Step 4: Correcting Mistakes
As you paint the coffee may get thicker in certain areas, or you might make a mistake or not like the way something looks.
If that happens don't worry about it. It is easy to fix!
All you do is take your handy dandy paper towel and dabb up the offending area.
Voila! Your ready to try it again!
Step 5: Painting the Mane
We have added the details to the face it is time to move on to the mane!
Using the instant coffee, add darker areas to the mane. Use wispy brushstrokes to imitate the lion's hair. Change the direction of the strokes to make the hair look more natural.
Remember to leave some of the lighter areas in the mane as well.
Step 6: Adding the Colored Pencil
Our painting seems to be coming along nicely.
We have added the details to the mane and the face.

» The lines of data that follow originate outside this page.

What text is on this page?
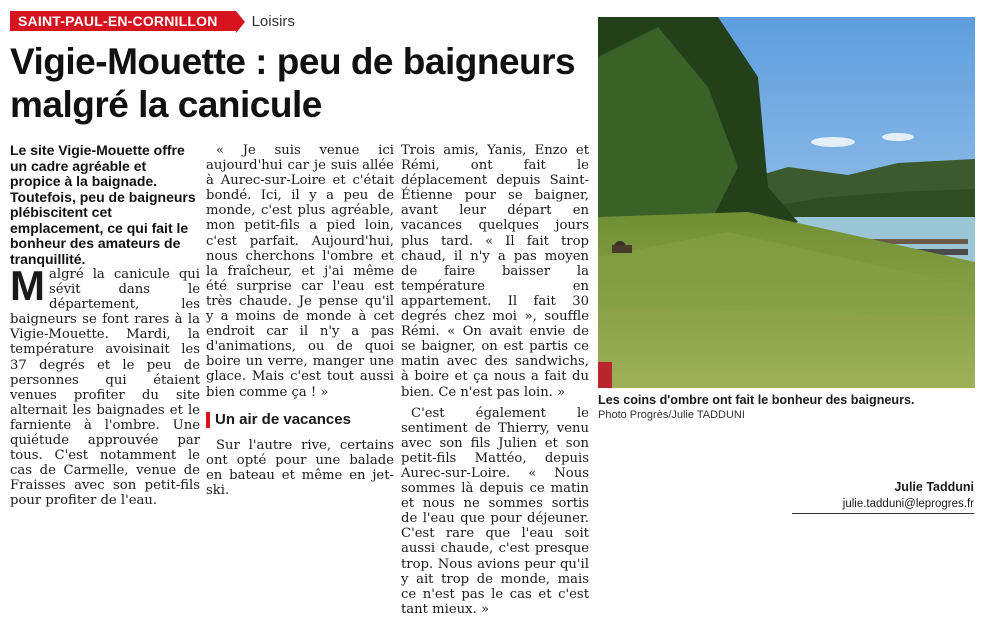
SAINT-PAUL-EN-CORNILLON	Loisirs
Vigie-Mouette : peu de baigneurs malgré la canicule

Le site Vigie-Mouette offre un cadre agréable et propice à la baignade. Toutefois, peu de baigneurs plébiscitent cet emplacement, ce qui fait le bonheur des amateurs de tranquillité.

Malgré la canicule qui sévit dans le département, les baigneurs se font rares à la Vigie-Mouette. Mardi, la température avoisinait les 37 degrés et le peu de personnes qui étaient venues profiter du site alternait les baignades et le farniente à l'ombre. Une quiétude approuvée par tous. C'est notamment le cas de Carmelle, venue de Fraisses avec son petit-fils pour profiter de l'eau.

« Je suis venue ici aujourd'hui car je suis allée à Aurec-sur-Loire et c'était bondé. Ici, il y a peu de monde, c'est plus agréable, mon petit-fils a pied loin, c'est parfait. Aujourd'hui, nous cherchons l'ombre et la fraîcheur, et j'ai même été surprise car l'eau est très chaude. Je pense qu'il y a moins de monde à cet endroit car il n'y a pas d'animations, ou de quoi boire un verre, manger une glace. Mais c'est tout aussi bien comme ça ! »

Un air de vacances

Sur l'autre rive, certains ont opté pour une balade en bateau et même en jet-ski.

Trois amis, Yanis, Enzo et Rémi, ont fait le déplacement depuis Saint-Étienne pour se baigner, avant leur départ en vacances quelques jours plus tard. « Il fait trop chaud, il n'y a pas moyen de faire baisser la température en appartement. Il fait 30 degrés chez moi », souffle Rémi. « On avait envie de se baigner, on est partis ce matin avec des sandwichs, à boire et ça nous a fait du bien. Ce n'est pas loin. »

C'est également le sentiment de Thierry, venu avec son fils Julien et son petit-fils Mattéo, depuis Aurec-sur-Loire. « Nous sommes là depuis ce matin et nous ne sommes sortis de l'eau que pour déjeuner. C'est rare que l'eau soit aussi chaude, c'est presque trop. Nous avions peur qu'il y ait trop de monde, mais ce n'est pas le cas et c'est tant mieux. »

Julie Tadduni
julie.tadduni@leprogres.fr
Les coins d'ombre ont fait le bonheur des baigneurs.
Photo Progrès/Julie TADDUNI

And we have achieved a few basic values. But I would like some of the values to be darker.
So I will add the colored pencil.
To add the colored pencil...
- Wet the area you want to darken with coffee.
- Go directly into the coffee with the colored pencil while it is still wet.
- The tip of the colored pencil will become wet with the coffee and cause the pencil to have a smooth 'gel like' effect.
This is a really good way to add extra value and definition to the eyes, nose, mouth, and other areas.
What is Value?
What is Value? Well, in art value is 'the relative lightness or darkness of a color'
Value is very important for communicating the 'form' or the shape of a subject.
Keep working with the coffee and the colored pencil until you have the effects you would like.
Remember to use strokes that define the form of the object (short strokes for fur, curricular dabbs for the eyes, etc.) and leave some lighter areas as well.
I decided that I needed more value around the face so I added another layer of the coffee.
Keep working the coffee and the colored pencil.
Wet large portions of the mane and add layered 'hairlike' strokes with the colored pencil, remembering to leave some of the areas lighter.
Keep working until you have the mane and face completed.
You may want to go back and add more coffee and colored pencil around the face or under the chin.
Step 7: Correcting Hard Edges
Sometimes when the coffee dries it creates hard edges.
These are easy to fix. All you need is a little water.
Take your round brush and dip it into your water. Then simply dabb the hard edges to soften them.
Now your coffee painting is complete!
Don't forget to sign it and add the date!